Single by Caroline Polachek

from the album Desire, I Want to Turn Into You: Everasking Edition
- Released: October 17, 2023
- Genre: Pop; hyperpop;
- Length: 2:44
- Label: Perpetual Novice; Sony Music;
- Songwriters: Daniel Harle; Caila Thompson-Hannant; Caroline Polachek;
- Producers: Caroline Polachek; Cecile Believe; Danny L Harle;

Caroline Polachek singles chronology
| "Blood and Butter" (2023) | "Dang" (2023) | "Butterfly Net" (2024) |

= Dang (song) =

2023 Caroline Polachek single

"Dang" is a song by American songwriter and producer Caroline Polachek, released on October 17, 2023 as the lead single from Desire, I Want to Turn Into You: Everasking Edition. It was written and produced by Polachek with Danny L Harle and Cecile Believe.

==Background and composition==
"Dang" was written and produced by Polachek in collaboration with Danny L Harle and Cecile Believe. The single was recorded during the studio sessions for Polachek's second album under her own name, Desire, I Want to Turn Into You, released in February 2023. In spring 2023, A. G. Cook dropped it into one of his DJ sets. Polachek officially started teasing the song in September of the same year.
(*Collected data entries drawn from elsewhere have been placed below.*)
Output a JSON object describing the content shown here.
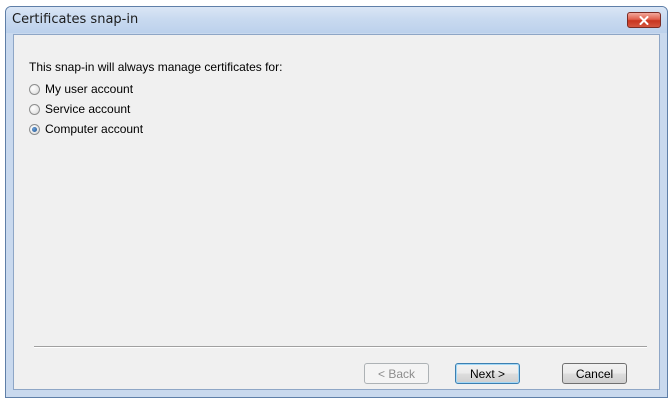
{
  "window": {
    "title": "Certificates snap-in"
  },
  "dialog": {
    "intro": "This snap-in will always manage certificates for:",
    "options": [
      {
        "label": "My user account",
        "checked": false
      },
      {
        "label": "Service account",
        "checked": false
      },
      {
        "label": "Computer account",
        "checked": true
      }
    ]
  },
  "buttons": {
    "back": "< Back",
    "next": "Next >",
    "cancel": "Cancel"
  },
  "colors": {
    "close_button": "#d5553e",
    "titlebar": "#c9daf0",
    "dialog_background": "#f0f0f0"
  }
}
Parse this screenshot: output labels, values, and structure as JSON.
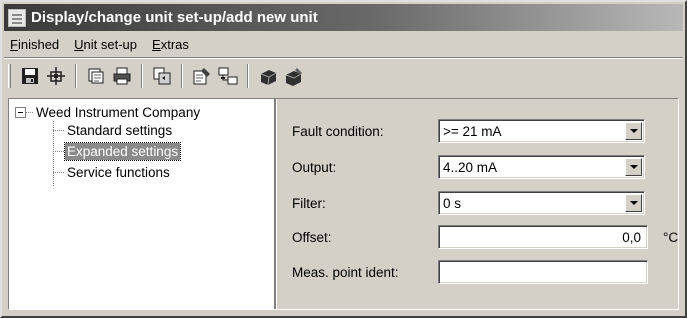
{
  "window": {
    "title": "Display/change unit set-up/add new unit"
  },
  "menu": [
    "Finished",
    "Unit set-up",
    "Extras"
  ],
  "toolbar": {
    "icons": [
      "save-icon",
      "scan-icon",
      "print-preview-icon",
      "print-icon",
      "copy-icon",
      "properties-icon",
      "network-icon",
      "device-read-icon",
      "device-write-icon"
    ]
  },
  "tree": {
    "root": "Weed Instrument Company",
    "children": [
      "Standard settings",
      "Expanded settings",
      "Service functions"
    ],
    "selected": "Expanded settings"
  },
  "form": {
    "fault_condition": {
      "label": "Fault condition:",
      "value": ">= 21 mA"
    },
    "output": {
      "label": "Output:",
      "value": "4..20 mA"
    },
    "filter": {
      "label": "Filter:",
      "value": "0 s"
    },
    "offset": {
      "label": "Offset:",
      "value": "0,0",
      "unit": "°C"
    },
    "meas_point_ident": {
      "label": "Meas. point ident:",
      "value": ""
    }
  }
}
The track samples audio from a viral 2020 video of Polachek screaming at geese in Hyde Park. The single cover also references the video, with Polachek's right arm painted like a mute swan. The hyperpop song features "metallic, lockstep beat that recalls early Sophie, [...] nonsensical imagery, namechecking Mary Poppins and lamenting spilt milk", cascading violins, Polachek's deadpan vocals and screams, and Danny L Harle's baby daughter Nico's giggle sampled from "Bunny Is a Rider".

==Release==
While a leaked version of "Dang" had been circulating online for months, Polachek officially debuted the track on October 17, 2023 in a live performance on The Late Show with Stephen Colbert. Polachek's performance of the single utilized a slide show presentation and a chalkboard-inspired backdrop. A limited run of T-shirts featuring slides from the performance went on sale on Polachek's website, with 100% of profits donated to UNRWA to help Palestinian refugees.

==Critical reception==
Peyton Toups of Pitchfork characterized "Dang" as a "transfixing...mishmash of nonsensical imagery and surprise elements" and observed that the single marked a new stylistic direction for Polachek. Similarly noting the "harsher hyperpop" sound of the single, Alex Hudson of Exclaim! listed "Dang" as one of the publication's staff picks.